The word was that the Hertha fans had expressed disapproval of the delaying tactics used by the police on the way to the ground, by what means were never made clear to me, and the feds had arrested them. Other Hertha fans around had realised what was going on and now were ordering a protest of all joining Hertha boys to remain on the scene until the issue had been resolved, i.e., until the arrested fans were permitted to go into the stadium. The police had done the rest by calling in for more resources, placing themselves between the soon-to-be-detainees and the ever growing mass of Hertha fans, carefully ensuring the path into the stadium remained unobstructed.
Kick-off came and went. The Ultras’ instruction was not to move. Half and an hour and the Hertha following still remained together in the face of the police. There was no dialogue. We didn’t want one. There was no negotiation on terms to be had. And besides, dealing with the police is something very taboo. Circumstance did not matter. The 25 arrested fans were never to blame; it was the police. It was always the police, and it was time to show aggression. One hour passed from kick-off. The word was given and suddenly 3 more lines of fully-equipped riot police formed to hold us in a tight square. We were trapped.

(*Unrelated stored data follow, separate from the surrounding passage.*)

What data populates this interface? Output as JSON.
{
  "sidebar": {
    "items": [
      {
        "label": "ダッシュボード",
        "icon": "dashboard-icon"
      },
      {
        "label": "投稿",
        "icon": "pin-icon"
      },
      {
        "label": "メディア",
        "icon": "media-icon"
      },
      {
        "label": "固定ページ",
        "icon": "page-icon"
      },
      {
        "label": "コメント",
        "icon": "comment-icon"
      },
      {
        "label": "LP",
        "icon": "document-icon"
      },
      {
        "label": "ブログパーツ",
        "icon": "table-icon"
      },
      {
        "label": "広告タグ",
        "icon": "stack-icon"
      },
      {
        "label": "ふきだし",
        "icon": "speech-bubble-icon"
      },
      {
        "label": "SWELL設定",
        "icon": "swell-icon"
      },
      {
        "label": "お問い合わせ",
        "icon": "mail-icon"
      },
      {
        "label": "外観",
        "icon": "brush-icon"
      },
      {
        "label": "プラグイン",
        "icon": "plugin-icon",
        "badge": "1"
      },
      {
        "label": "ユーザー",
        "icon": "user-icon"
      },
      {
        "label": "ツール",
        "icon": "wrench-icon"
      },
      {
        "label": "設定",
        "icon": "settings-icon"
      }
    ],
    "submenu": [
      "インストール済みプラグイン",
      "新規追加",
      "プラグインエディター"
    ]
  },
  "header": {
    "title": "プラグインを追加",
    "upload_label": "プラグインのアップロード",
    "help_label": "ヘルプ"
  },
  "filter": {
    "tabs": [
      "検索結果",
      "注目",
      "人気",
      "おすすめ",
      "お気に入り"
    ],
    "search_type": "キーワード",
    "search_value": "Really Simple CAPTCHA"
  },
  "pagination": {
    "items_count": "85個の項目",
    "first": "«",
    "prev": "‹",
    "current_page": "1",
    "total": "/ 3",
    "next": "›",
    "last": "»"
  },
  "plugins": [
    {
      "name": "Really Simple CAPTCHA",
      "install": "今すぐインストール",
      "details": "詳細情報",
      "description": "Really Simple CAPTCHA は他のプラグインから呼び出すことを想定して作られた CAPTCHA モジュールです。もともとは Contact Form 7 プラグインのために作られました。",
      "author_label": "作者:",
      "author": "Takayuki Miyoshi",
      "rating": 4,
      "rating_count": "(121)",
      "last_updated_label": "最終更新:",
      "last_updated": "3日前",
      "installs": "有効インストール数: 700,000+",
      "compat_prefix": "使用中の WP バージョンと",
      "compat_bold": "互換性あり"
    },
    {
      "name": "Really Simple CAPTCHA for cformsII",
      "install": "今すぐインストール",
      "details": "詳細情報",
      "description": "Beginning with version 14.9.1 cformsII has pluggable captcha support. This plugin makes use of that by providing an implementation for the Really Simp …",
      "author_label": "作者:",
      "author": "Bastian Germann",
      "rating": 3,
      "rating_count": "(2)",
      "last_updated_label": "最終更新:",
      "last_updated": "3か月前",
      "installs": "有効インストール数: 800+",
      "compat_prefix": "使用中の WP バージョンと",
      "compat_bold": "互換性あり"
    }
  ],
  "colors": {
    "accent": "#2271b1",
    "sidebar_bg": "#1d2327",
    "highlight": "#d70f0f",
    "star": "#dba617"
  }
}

The police loudspeaker continued to address our mob. Any ticket-holder wishing to go directly to the stadium would not be obstructed. A catcall of jeers served as a response. Fans could indeed pass the police, but they couldn’t return to the square containing the mob once having passed the lines of riot police. The identity-protecting clothing remained in place. Fists were kept clenched. Nerves were high. That feeling of Elijah Wood returned, unfamiliar in the situation. I had seen nothing close to this in the UK, English fans simply don’t have this level of organisation or dogma. Fans are expected to fight for one another, putting the club and all your Brothers in Colours ahead of your own fears. A battle with the police is worth subsequent penalty, and anyone who favours a clean police-record can never call themselves a true fan of the team. This is the dogma.
The resolution was unclear to me; I don’t know if the 25 men were freed. But with around 20 minutes of the game remaining, the mob ran to the turnstiles and crammed in, with no interception from the rozzers. The Ultras stopped us in the gangways to the terraces, waiting until every remaining Hertha fan was together, before striking up a chant as we entered the ground. Onlookers in the home sections must’ve been bewildered at our late arrival. Or maybe they had their suspicions about what the hold-up would’ve been. Hertha lost the game 2-0.
On the long station-hopping journey home we had heard reports that Hansa Rostock fans had attacked Hertha boys on a train ahead of us. At around 11pm we waited anxiously at Magdeburg train station, a group of around 50, for 40 minutes to board the final train home. Magdeburg Hauptbahnhof is reputed to be a dangerous place for a travelling Hertha fan, being one you pretty much have to pass through every Away Day. I don’t know how true the stories of supporters being picked off one-by-one by 1. FC Magdeburg Ultras are. “A day to forget” sighed one of our group as we pulled back into Berlin HBF. I completely disagree.